In Kalmar …
Above it all
It’s comforting to learn that when it comes to wreaking havoc on the climate, the world’s elite is more than pulling its weight. That’s according to researchers at Linnaeus University, in Sweden, who found that “frequent fliers—at most 1% of the world population—likely account[ed] for more than half of the total emissions from passenger air travel” in 2018. Well done, us! And because American exceptionalism knows no bounds, it shouldn’t come as a shock that the United States is the worst offender by far among wealthy countries.
But the travel falloff of 2020 offers some hope. The Linnaeus study, published in the journal Global Environmental Change, concluded that “the ongoing COVID-19 pandemic represents an opportunity to rethink aviation in terms of demand distributions, air transport wants and needs (private aircraft, first class suites).” Or as the lead researcher Stefan Gössling put it to The Guardian, “The rich have had far too much freedom to design the planet according to their wishes. We should see the crisis as an opportunity to slim the air transport system.”
In Taganrog …
Flight canceled?
That slimming might begin with a close examination of the wants and needs of Vladimir Putin and his “Doomsday” airplane. And perhaps that’s precisely what thieves had in mind when they broke into Putin’s flying mobile command post (those things might come in handy during a nuclear war) while it was undergoing maintenance at an airfield south of Moscow. They liberated $13,000 worth of radio equipment from the windowless (save for the cockpit!) Ilyushin Il-80 and left behind only shoe prints and fingerprints. No arrests yet, but a Kremlin spokesman who described the theft as an “emergency situation” added that “measures will be taken.” Even more reassuring, the Web site of Russian television station REN-TV stated flatly that “the Kremlin promised to draw conclusions after the theft from the ‘Doomsday plane.’”
In Paris …
Paging Tony Stark
The detail that really made us sit up, in reading about how France has decided to develop “augmented soldiers”—who, through the use of implants, prosthetics, and medicines, acquire superhero-like abilities to withstand the stress, pain, and fatigue of battle—was that the French were motivated by a determination to keep up. Keep up? With … ? Well, France’s announcement followed a Wall Street Journal op-ed by John Ratcliffe, the U. S. director of national intelligence, in which he wrote that “China has even conducted human testing on members of the People’s Liberation Army in hope of developing soldiers with biologically enhanced capabilities.”

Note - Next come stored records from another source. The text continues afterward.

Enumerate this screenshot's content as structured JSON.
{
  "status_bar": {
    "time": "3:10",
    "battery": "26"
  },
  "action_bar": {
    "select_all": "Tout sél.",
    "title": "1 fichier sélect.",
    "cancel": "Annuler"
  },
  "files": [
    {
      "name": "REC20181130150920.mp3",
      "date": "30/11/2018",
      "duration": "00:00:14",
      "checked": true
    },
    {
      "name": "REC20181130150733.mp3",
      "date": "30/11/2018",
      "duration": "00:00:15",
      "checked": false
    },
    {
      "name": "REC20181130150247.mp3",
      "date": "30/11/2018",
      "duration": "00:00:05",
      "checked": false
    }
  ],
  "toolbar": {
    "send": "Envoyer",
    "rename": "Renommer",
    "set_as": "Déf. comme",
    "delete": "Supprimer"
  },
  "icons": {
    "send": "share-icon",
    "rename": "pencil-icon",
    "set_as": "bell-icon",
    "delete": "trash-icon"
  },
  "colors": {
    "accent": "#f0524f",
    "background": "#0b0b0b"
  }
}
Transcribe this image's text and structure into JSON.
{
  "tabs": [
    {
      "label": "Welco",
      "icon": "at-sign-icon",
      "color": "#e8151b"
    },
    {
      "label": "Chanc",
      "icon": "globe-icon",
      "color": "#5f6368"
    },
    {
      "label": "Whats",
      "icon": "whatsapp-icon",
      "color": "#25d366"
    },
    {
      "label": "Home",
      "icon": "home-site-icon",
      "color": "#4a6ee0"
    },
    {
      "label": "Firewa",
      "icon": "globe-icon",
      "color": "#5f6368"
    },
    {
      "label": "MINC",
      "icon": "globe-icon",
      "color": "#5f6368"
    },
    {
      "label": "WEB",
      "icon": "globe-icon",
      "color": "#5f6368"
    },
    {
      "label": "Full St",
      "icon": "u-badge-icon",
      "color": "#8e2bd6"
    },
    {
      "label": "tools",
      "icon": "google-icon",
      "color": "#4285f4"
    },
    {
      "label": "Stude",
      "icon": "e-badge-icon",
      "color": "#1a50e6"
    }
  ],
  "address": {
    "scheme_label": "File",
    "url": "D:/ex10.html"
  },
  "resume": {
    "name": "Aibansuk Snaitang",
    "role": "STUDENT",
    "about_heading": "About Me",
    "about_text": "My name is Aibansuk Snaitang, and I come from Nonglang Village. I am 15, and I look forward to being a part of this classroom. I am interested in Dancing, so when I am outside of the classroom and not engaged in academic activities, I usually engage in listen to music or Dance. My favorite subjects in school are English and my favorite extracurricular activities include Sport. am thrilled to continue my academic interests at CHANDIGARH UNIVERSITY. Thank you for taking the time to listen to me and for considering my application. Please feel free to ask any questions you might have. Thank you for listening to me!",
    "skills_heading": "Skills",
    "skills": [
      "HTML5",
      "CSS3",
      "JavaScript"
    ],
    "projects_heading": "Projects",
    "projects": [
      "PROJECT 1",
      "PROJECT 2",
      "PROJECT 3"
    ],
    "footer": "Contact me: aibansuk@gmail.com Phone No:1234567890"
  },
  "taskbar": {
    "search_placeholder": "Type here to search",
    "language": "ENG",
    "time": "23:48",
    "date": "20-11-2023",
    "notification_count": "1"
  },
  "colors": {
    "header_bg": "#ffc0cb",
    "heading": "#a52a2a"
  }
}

China has disputed Ratcliffe’s claim. As for France, their decision to dabble in bionic soldiers followed some ethical soul-searching (and a subsequent report) by a special committee, and the defense ministry took pains to make it clear that they were not interested in producing anything too, you know, invasive, or that went against our fundamental values, or—for instance—jeopardized the humanity of a soldier whose arm had been replaced by a prosthetic firearm. “The report said that the soldier would in effect be unable to leave the army,” noted The Times of London. Florence Parly, France’s minister of the armed forces, drove the point home: “Rather than implanting a chip under the skin, we will seek to integrate it into a uniform. In summary, we are saying yes to the Iron Man armor and no to the increase and genetic mutation of Spiderman.”
In Berlin …
And K is for Kampf?
A phonetic alphabet instituted by the Nazis for use in codes will be eliminated and revert to the “too Jewish” one it had replaced in 1934. Until then, for example, “Jacob” had stood for the letter j, “Samuel” for s, and “David” for d, but the Nazis, in cleansing mode, changed those to “Julius,” “Siegfried,” and “Dora.” The pre-1934 alphabet will be in use until at least 2022, when an entirely new one may be introduced—one that draws on names of cities rather than people.
In Jolimont …
Foul!
Cricket Australia has announced a partnership with Rexona, a deodorant, to advertise in umpires’ armpits—perhaps the first-ever foray into what is being described as “pit-vertising.” (Already sorry you read this far? We’ll wrap it up quickly.) Cricket is sponsor-heavy and its available hustling space scarce, hence the intense focus on the commercial possibilities of the officials’ underarms. The visibility of the ads will depend on the umpires’ signaling during matches, so Rexona is doubtlessly hoping for a lot of “byes” (arm, or arms, stretched high). And although they won’t help here, judging from the images one finds online, the umpires’ signals for “leg byes” represent some interesting uncharted advertising territory. (Think dogs and hydrants.)